Defending himself from criticism, Jonathan Ross said that he still considered his question “valid.” The imprecision of his language no doubt reflects the weakness of both his intellect and his sense of decency. What did he mean by validity? That he had formulated the question grammatically? That it addressed an important point of policy or principle? That any possible answer to it was a matter of vital public interest? The only possible point of the question, in fact, was to help destroy the few remaining inhibitions in British public discourse.

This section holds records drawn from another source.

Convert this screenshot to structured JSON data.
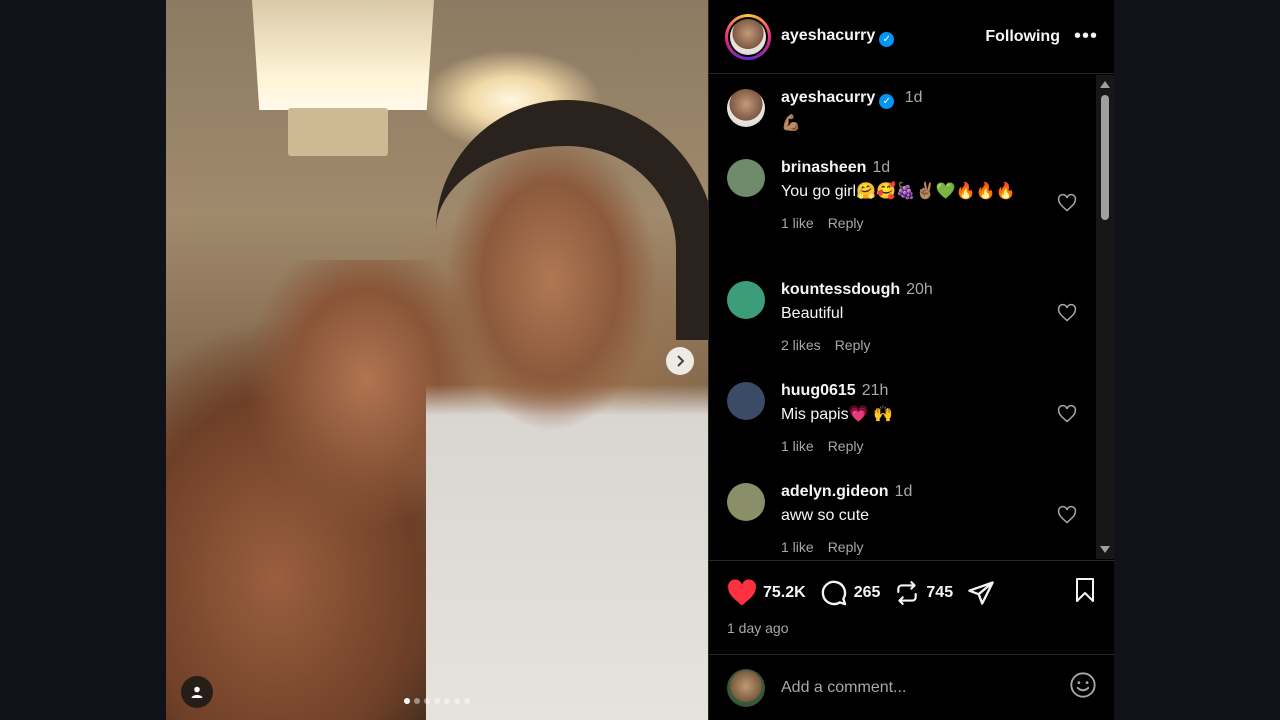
{
  "post": {
    "photo_alt": "selfie",
    "carousel": {
      "count": 7,
      "active_index": 0
    }
  },
  "header": {
    "username": "ayeshacurry",
    "follow_label": "Following",
    "more_icon": "more-horizontal-icon"
  },
  "caption": {
    "username": "ayeshacurry",
    "time": "1d",
    "text": "💪🏽"
  },
  "comments": [
    {
      "username": "brinasheen",
      "time": "1d",
      "text": "You go girl🤗🥰🍇✌🏽💚🔥🔥🔥",
      "likes": "1 like",
      "reply": "Reply",
      "avatar_color": "#6f8c6a"
    },
    {
      "username": "kountessdough",
      "time": "20h",
      "text": "Beautiful",
      "likes": "2 likes",
      "reply": "Reply",
      "avatar_color": "#3c9d7a"
    },
    {
      "username": "huug0615",
      "time": "21h",
      "text": "Mis papis💗 🙌",
      "likes": "1 like",
      "reply": "Reply",
      "avatar_color": "#3b4a66"
    },
    {
      "username": "adelyn.gideon",
      "time": "1d",
      "text": "aww so cute",
      "likes": "1 like",
      "reply": "Reply",
      "avatar_color": "#8a8f6a"
    }
  ],
  "stats": {
    "likes": "75.2K",
    "comments": "265",
    "reposts": "745",
    "posted": "1 day ago",
    "like_color": "#ff3040"
  },
  "composer": {
    "placeholder": "Add a comment..."
  }
}
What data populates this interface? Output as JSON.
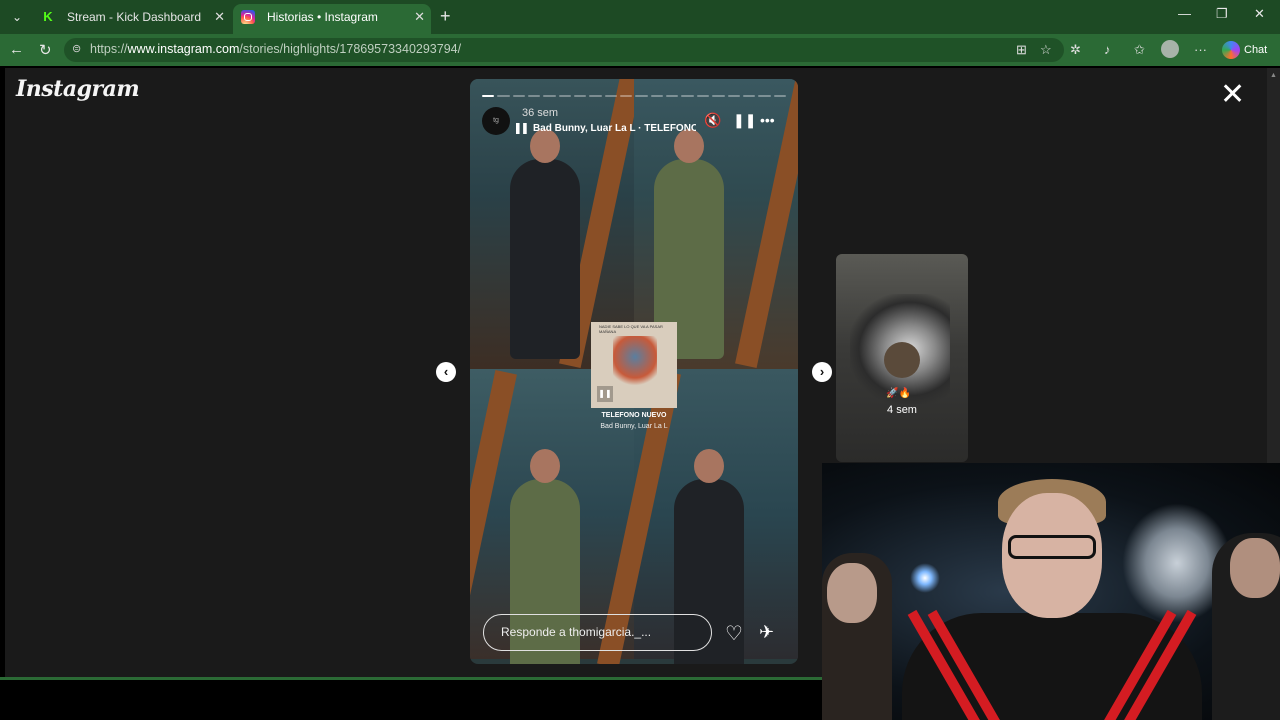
{
  "browser": {
    "tabs": [
      {
        "title": "Stream - Kick Dashboard",
        "active": false,
        "favicon": "kick-logo"
      },
      {
        "title": "Historias • Instagram",
        "active": true,
        "favicon": "instagram-logo"
      }
    ],
    "url": {
      "prefix": "https://",
      "host": "www.instagram.com",
      "path": "/stories/highlights/17869573340293794/"
    },
    "chat_label": "Chat",
    "accent": "#2b6a35"
  },
  "instagram": {
    "logo_text": "Instagram",
    "story": {
      "time_ago": "36 sem",
      "song": "Bad Bunny, Luar La L · TELEFONO NU",
      "music_card_title": "TELEFONO NUEVO",
      "music_card_artist": "Bad Bunny, Luar La L",
      "music_card_caption": "NADIE SABE LO QUE VA A PASAR MAÑANA",
      "reply_placeholder": "Responde a thomigarcia._...",
      "segments_total": 20,
      "segment_current": 1
    },
    "next_preview": {
      "time_ago": "4 sem",
      "emoji": "🚀🔥"
    }
  }
}
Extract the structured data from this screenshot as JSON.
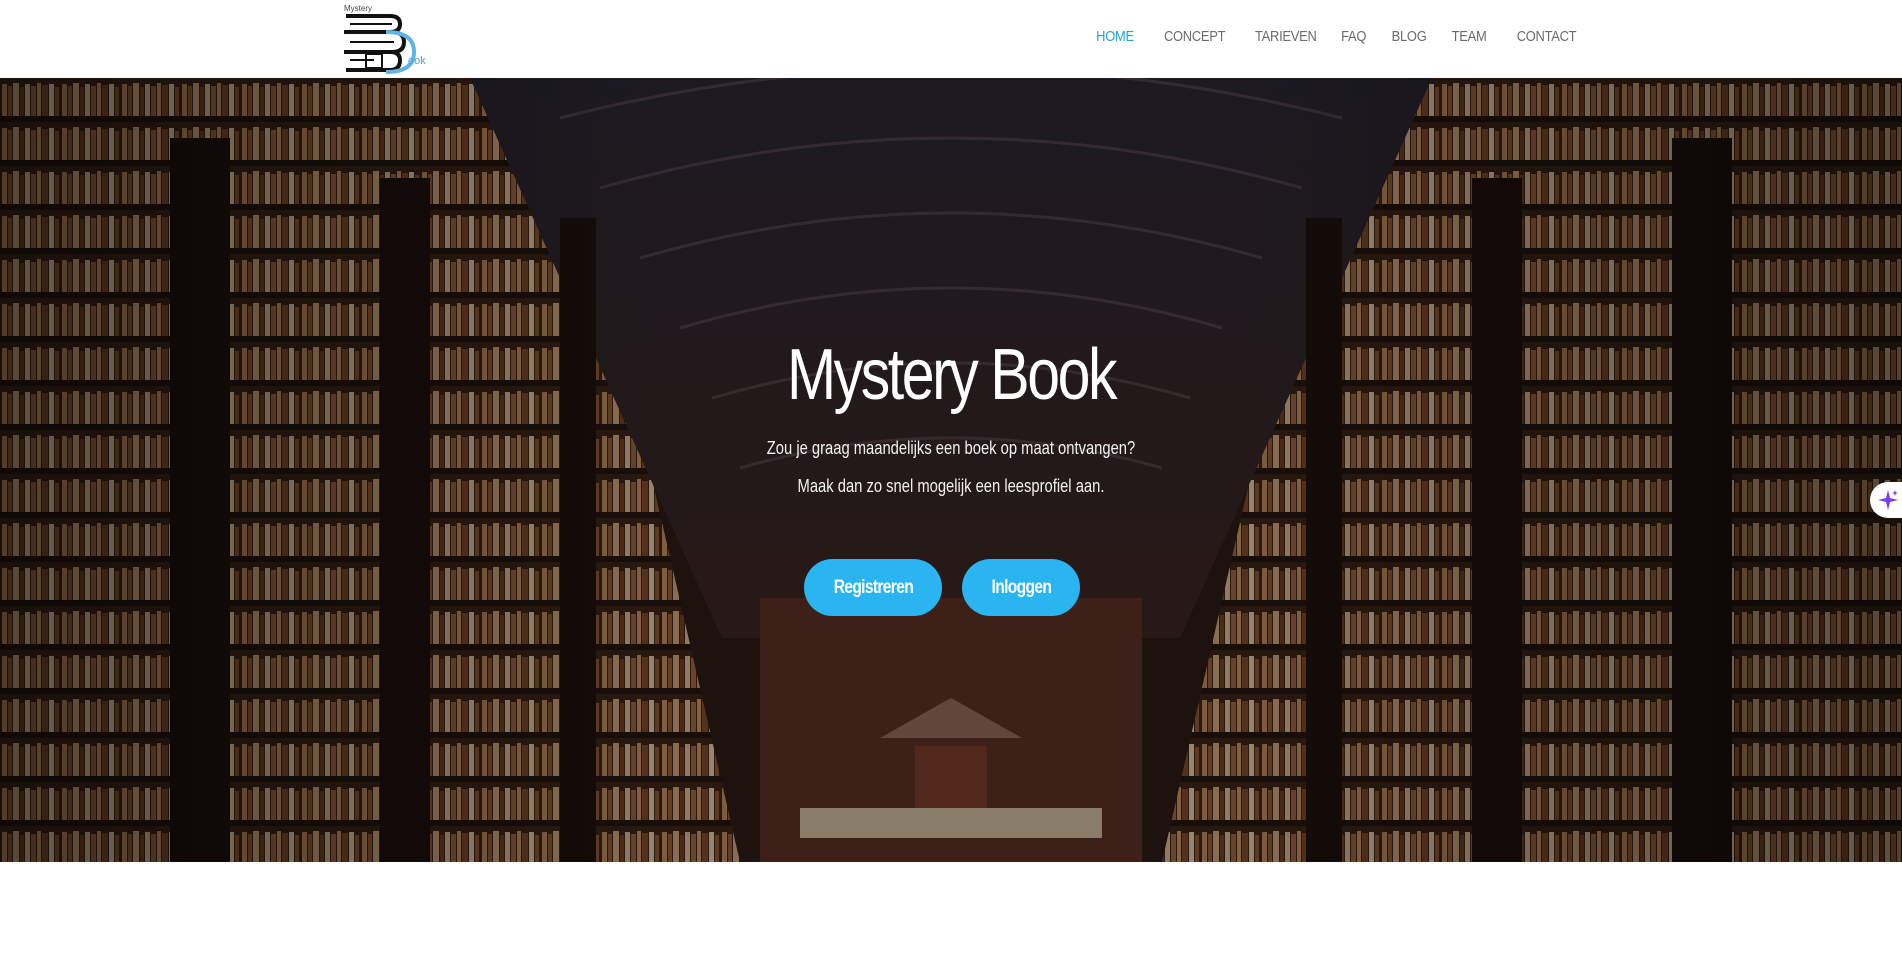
{
  "logo": {
    "small_text": "Mystery",
    "side_text": "ook"
  },
  "nav": {
    "items": [
      {
        "label": "HOME",
        "active": true
      },
      {
        "label": "CONCEPT",
        "active": false
      },
      {
        "label": "TARIEVEN",
        "active": false
      },
      {
        "label": "FAQ",
        "active": false
      },
      {
        "label": "BLOG",
        "active": false
      },
      {
        "label": "TEAM",
        "active": false
      },
      {
        "label": "CONTACT",
        "active": false
      }
    ]
  },
  "hero": {
    "title": "Mystery Book",
    "line1": "Zou je graag maandelijks een boek op maat ontvangen?",
    "line2": "Maak dan zo snel mogelijk een leesprofiel aan.",
    "register_label": "Registreren",
    "login_label": "Inloggen"
  },
  "colors": {
    "accent": "#2ab4f0",
    "nav_active": "#2a9fd6",
    "nav_text": "#6b6b6b"
  },
  "icons": {
    "side_widget": "sparkle-icon"
  }
}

Not long before the interview, the British press reported that the BBC had given the framer of that witless and asinine question a three-year TV contract worth between $10 million and $11 million per year (as well as an additional $1 million a year for a weekly radio show). Remember that these huge sums come out of public funds and bear no relation whatever to any commercial value. The BBC is losing viewers and listeners all the time; a growing proportion of the population never tunes in to any of its programs. The BBC cannot even claim any longer that it produces, as it once did, the kind of intelligent programs that commercial broadcasters shun.

The vast payments made to Jonathan Ross therefore represent a gift from state functionaries (who themselves have also looted the public purse unmercifully), on condition that he keeps contributing to the ideologically-driven vulgarization of the culture. Unfortunately, the subject of Jonathan Ross’s interview, David Cameron, is not so much a victim of that vulgarization as product of it. There is no prospect whatever that he will try to reverse it.

We have returned to the eighteenth-century days of state patronage, with this difference: that the men who exercised it back then were at least men of taste and discrimination. They knew a Dr. Johnson when they saw one. From Dr. Johnson to Jonathan Ross: what a falling-off was there!